Shola, a member of Hope City Newcastle, holds the record of the second highest number of official appearances in the history of Newcastle United. He was a northern superstar, yet his heart longed for more. This is his story.
I grew up in the shadow of St James Park. If I threw a stone I would be able to hit it from my house. It was like 300 yards. Obviously, Newcastle United is such a big part of the city of Newcastle, and to be able to grow up in that atmosphere was a child’s dream.
On match days, me and my mates would go round telling people that we’d look after their cars for 20 pence or 30 pence. Match days became really lucrative for each one of us.
At an early age, I made my debut at Newcastle United, and it wasn’t any game – it was against Chelsea and their team of French World Cup Winners.
I hadn’t had time to process it, as I had been yanked out of the youth team overnight. The normal process is you go on, you play for reserves and have a few training sessions with the first team. This was literally out of the blue.
I started to have more and more success with the team. As a young guy wanting to fit in, there was a lot of pressure to conform. I certainly “lived the life.” As a young 19 year old being thrust into this environment with the money, with the status and all the things that come with playing for Newcastle United, I did get put on a pedestal. I think a lot of times that’s why it goes to a lot of young guys’ heads: nobody says no to you. You’re able to do whatever you want to do.

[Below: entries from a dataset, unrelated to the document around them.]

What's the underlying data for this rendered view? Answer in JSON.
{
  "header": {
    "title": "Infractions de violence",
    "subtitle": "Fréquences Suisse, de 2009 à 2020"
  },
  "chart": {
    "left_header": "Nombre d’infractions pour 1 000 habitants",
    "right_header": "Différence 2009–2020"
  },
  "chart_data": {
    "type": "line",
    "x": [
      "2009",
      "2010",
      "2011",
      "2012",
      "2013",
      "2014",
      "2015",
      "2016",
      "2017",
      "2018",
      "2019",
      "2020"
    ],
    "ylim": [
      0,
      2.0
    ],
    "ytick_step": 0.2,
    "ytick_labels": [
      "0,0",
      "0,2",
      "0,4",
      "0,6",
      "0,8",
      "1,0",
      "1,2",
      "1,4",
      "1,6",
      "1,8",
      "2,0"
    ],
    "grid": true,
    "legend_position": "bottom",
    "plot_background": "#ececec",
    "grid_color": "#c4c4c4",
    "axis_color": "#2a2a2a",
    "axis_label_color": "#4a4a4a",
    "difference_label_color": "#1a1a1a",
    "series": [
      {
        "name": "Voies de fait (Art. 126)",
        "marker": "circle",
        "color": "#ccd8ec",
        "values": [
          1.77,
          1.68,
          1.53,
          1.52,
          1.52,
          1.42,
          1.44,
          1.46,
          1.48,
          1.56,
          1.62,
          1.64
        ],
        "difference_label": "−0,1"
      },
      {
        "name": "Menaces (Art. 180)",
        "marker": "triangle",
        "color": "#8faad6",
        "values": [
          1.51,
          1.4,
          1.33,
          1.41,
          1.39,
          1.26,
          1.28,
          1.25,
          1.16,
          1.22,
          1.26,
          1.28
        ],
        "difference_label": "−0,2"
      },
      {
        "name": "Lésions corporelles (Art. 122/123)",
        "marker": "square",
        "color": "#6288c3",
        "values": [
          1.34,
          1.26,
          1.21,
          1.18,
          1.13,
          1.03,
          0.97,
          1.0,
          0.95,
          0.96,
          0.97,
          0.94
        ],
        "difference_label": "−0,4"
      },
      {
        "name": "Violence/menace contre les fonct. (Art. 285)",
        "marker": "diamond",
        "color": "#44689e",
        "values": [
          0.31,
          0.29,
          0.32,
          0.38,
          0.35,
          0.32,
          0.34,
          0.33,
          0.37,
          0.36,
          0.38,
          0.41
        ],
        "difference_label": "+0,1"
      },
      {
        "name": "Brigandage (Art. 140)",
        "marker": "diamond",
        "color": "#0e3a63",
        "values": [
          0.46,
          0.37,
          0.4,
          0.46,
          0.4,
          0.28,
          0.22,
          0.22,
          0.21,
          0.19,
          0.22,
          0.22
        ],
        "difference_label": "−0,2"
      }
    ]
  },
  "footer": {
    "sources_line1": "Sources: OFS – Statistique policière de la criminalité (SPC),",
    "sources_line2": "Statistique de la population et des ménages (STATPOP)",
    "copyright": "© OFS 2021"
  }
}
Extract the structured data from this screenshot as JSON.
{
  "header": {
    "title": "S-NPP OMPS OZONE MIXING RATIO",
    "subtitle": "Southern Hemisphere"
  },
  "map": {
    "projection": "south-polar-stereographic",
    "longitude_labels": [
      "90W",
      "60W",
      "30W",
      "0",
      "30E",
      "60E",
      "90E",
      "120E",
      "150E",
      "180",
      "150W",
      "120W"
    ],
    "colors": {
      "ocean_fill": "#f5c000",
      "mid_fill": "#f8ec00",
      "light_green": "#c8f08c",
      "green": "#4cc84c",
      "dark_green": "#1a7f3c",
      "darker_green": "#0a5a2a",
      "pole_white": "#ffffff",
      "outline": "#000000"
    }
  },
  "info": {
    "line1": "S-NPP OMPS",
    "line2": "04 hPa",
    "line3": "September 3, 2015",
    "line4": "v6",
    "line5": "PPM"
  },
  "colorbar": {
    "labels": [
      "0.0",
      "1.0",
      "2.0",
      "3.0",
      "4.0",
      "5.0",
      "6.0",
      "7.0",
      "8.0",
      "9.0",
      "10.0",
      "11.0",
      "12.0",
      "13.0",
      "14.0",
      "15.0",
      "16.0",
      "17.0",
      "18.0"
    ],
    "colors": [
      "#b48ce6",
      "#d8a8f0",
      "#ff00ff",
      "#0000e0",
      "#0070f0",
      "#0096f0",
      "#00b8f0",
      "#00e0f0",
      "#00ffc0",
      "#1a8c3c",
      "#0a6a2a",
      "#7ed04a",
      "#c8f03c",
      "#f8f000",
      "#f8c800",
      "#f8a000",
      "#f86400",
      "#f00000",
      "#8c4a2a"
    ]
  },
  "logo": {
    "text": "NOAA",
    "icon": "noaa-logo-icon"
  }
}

That was my experience, and that was hard. Growing up in a Christian family, there was a real battle going on, because the pressure of wanting to fit in wanting to be like my teammates, of things being chucked at you, it was very hard to say no to that. That was the real tension in my life, early on in my career.
I made my debut at Newcastle United, and it wasn’t any game – it was against Chelsea and their team of French World Cup Winners.
In 2004 I became injured. It was just an innocuous sort of injury; I got banged on my hip. At the end of that season, I had to have an operation to rectify it, because it wasn’t getting better. Game on game, I was in so much pain. So I had an operation – my first big major operation I was out for three or four months, which was very hard having not experienced anything like that. Coming back from that, I played for a couple of months, to find that the operation had made it worse.
Obviously at 24 years old, I wanted to kick on and establish myself, but I had this big cloud over me. The medical staff didn’t know what to do. We had a meeting where they said; ‘you’ve had the top guy operating on it, and it hasn’t worked’. What had happened was my hip joint — all the cartilage had been scraped away, it was bone on bone. I was still playing, but literally going on the medical table from Monday to Friday.
What had happened was my hip joint — all the cartilage had been scraped away, it was bone on bone.
I started the 2005-2006 season, but I was in tears after every game, thinking ‘I can’t go on like this.’ All I wanted to do was go out and play ball. You have to be positive though, you have to try and look the part, act the part in front of the fans, in front of everyone – yet it was all a show. Deep inside, when I was home, it was like I didn’t know what was going on. Looking back now, I was in a dark place, and that was when my sister came.
My sister was a worship leader in one of the churches in the North East, and when I say my sister doesn’t take no for an answer, it’s an understatement. She had been badgering me for weeks — ‘we’ve got this conference coming, I would love you to come’ — because obviously she could see the place I was in. I agreed to go so that she would stop nagging me. This conference happened in October 2006, just a few days before my 25th birthday.
The guy who was speaking asked the very basic question, ‘what is your goal?’ That was his question. It’s very basic, right? My goal was to score goals and play for Newcastle — but I had this overwhelming sense that I’d got it all wrong. I can’t explain the feeling, it was almost like God had hit me over the head with a hammer and I had this overwhelming sense that I had been chasing the wrong things. The world, admittedly looks for, chases after, — and there’s a knack for it, you have this innate sort of desire to want to achieve — the next goal, the next contract, the next house, the next car. And that’s what I was chasing until that night. It was as if God sort of said to me ‘you know, listen, all that will take care of itself, you’re chasing after the wrong things’, and that was the night, really, truly, that I got saved — and I thank my sister for inviting me.